É como se o filme e o gesto de pensá-lo criassem, em película, a experiência de uma aventura em que o mundo da memória e dos sonhos se manifesta por meio de imagens "significantes".

No ensaio "O Salto Mortal de Fellini", publicado no livro "Exercícios de Leitura", a crítica Gilda de Mello e Souza avalia que o filme se inscreve na linha de vanguarda da narrativa contemporânea.

Segundo a ensaísta, apesar de dúvidas e indecisões, avanços e recuos, "foi para a aventura de saltar da torre no espaço vertiginoso da arte que Guido se preparou longamente. O filme de Fellini é a fenomenologia deste gesto frágil e arriscado".

De onde vêm, contudo, essa fragilidade e esse risco? Talvez da própria tentativa de construção imagético-discursiva do "cinema de poesia" em Fellini.

"Cinema de poesia", tal como pensado e analisado pelo cineasta e crítico italiano Pier Paolo Pasolini no ensaio de mesmo nome, é um termo que se relaciona ao uso da "subjetiva indireta livre", meio narrativo, derivado do discurso indireto livre da literatura, em que o autor manifesta suas ideias, seus sentimentos e suas perspectivas de mundo por meio da psicologia dos personagens e da poética inerente ao discurso cinematográfico.

A existência contraditória de Guido evidencia a experiência do impasse no filme como gesto criativo complexo. O personagem é o "álibi narrativo" para Fellini tecer seu argumento poético, na medida em que ele expressa em Guido condições análogas --e, por isso, enganosas numa relação direta de identificação-- na cultura e na psicologia, como requintados atributos de onde ecoa sua própria voz.

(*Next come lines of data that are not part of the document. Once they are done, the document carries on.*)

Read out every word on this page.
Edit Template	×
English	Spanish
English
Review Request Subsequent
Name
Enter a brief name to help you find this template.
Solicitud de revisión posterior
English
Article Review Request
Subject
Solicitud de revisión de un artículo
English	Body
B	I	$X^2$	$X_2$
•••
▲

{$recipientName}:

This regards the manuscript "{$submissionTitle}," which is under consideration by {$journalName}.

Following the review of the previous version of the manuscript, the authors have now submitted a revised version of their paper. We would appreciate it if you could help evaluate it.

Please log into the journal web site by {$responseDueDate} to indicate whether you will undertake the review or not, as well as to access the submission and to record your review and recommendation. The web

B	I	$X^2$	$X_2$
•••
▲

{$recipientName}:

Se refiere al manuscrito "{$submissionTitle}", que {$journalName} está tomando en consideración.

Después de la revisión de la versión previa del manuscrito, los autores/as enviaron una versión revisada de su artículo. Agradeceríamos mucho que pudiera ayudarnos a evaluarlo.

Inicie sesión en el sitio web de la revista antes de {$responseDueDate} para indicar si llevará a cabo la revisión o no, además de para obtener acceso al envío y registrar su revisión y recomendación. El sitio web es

Guido, num ambiente marcado pela decadência e pelo posterior reencontro moral, talvez seja o ápice da experiência de confronto do cineasta com a criação cinematográfica tal como pensada pelo "cinema de poesia". É por meio da expressão ambígua e desnorteante do personagem que se evidencia o sentido da formação individual do diretor, pois "Oito e Meio" se resume nisto: é como Fellini torna-se cineasta.

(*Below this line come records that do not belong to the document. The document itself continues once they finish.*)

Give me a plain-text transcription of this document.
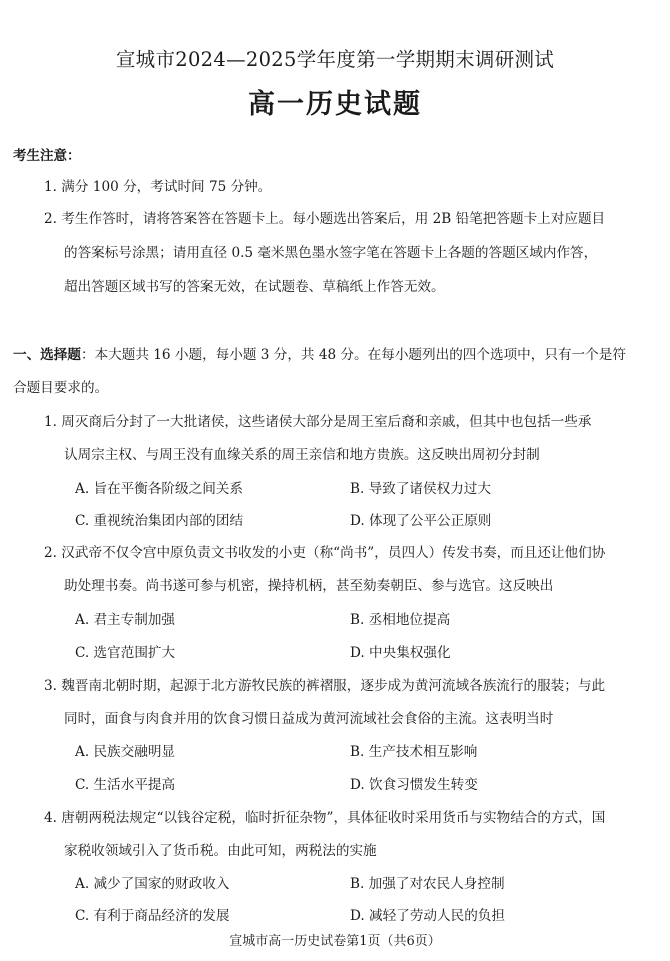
宣城市2024—2025学年度第一学期期末调研测试
高一历史试题
考生注意：
1. 满分 100 分，考试时间 75 分钟。
2. 考生作答时，请将答案答在答题卡上。每小题选出答案后，用 2B 铅笔把答题卡上对应题目
的答案标号涂黑；请用直径 0.5 毫米黑色墨水签字笔在答题卡上各题的答题区域内作答，
超出答题区域书写的答案无效，在试题卷、草稿纸上作答无效。
一、选择题：本大题共 16 小题，每小题 3 分，共 48 分。在每小题列出的四个选项中，只有一个是符
合题目要求的。
1. 周灭商后分封了一大批诸侯，这些诸侯大部分是周王室后裔和亲戚，但其中也包括一些承
认周宗主权、与周王没有血缘关系的周王亲信和地方贵族。这反映出周初分封制
A. 旨在平衡各阶级之间关系	B. 导致了诸侯权力过大
C. 重视统治集团内部的团结	D. 体现了公平公正原则
2. 汉武帝不仅令宫中原负责文书收发的小吏（称“尚书”，员四人）传发书奏，而且还让他们协
助处理书奏。尚书遂可参与机密，操持机柄，甚至劾奏朝臣、参与选官。这反映出
A. 君主专制加强	B. 丞相地位提高
C. 选官范围扩大	D. 中央集权强化
3. 魏晋南北朝时期，起源于北方游牧民族的裤褶服，逐步成为黄河流域各族流行的服装；与此
同时，面食与肉食并用的饮食习惯日益成为黄河流域社会食俗的主流。这表明当时
A. 民族交融明显	B. 生产技术相互影响
C. 生活水平提高	D. 饮食习惯发生转变
4. 唐朝两税法规定“以钱谷定税，临时折征杂物”，具体征收时采用货币与实物结合的方式，国
家税收领域引入了货币税。由此可知，两税法的实施
A. 减少了国家的财政收入	B. 加强了对农民人身控制
C. 有利于商品经济的发展	D. 减轻了劳动人民的负担
宣城市高一历史试卷第1页（共6页）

Em 1960, "A Doce Vida" havia feito de Fellini um ícone do cinema; mas foi "Oito e Meio" o filme que fez nascer para o mundo o adjetivo "felliniano".

Federico Fellini, esse "documentarista do sonho", como diz Glauber Rocha no ensaio "Glauber Fellini", dá adeus à escola em que se formou --desde que, em 1945, colaborou como corroteirista em "Roma, Cidade Aberta", de Roberto Rosselini, filme-manifesto do neorrealismo.

Com "Oito e Meio", Fellini mergulha na poesia de seu próprio cinema, retornando ao magma neorrealista originário, mas moldando-o como artifício da sua própria expressão, colocando o artista em confronto com sua subjetividade mais real e, por isso, também, configurando-se como um exame de maturidade.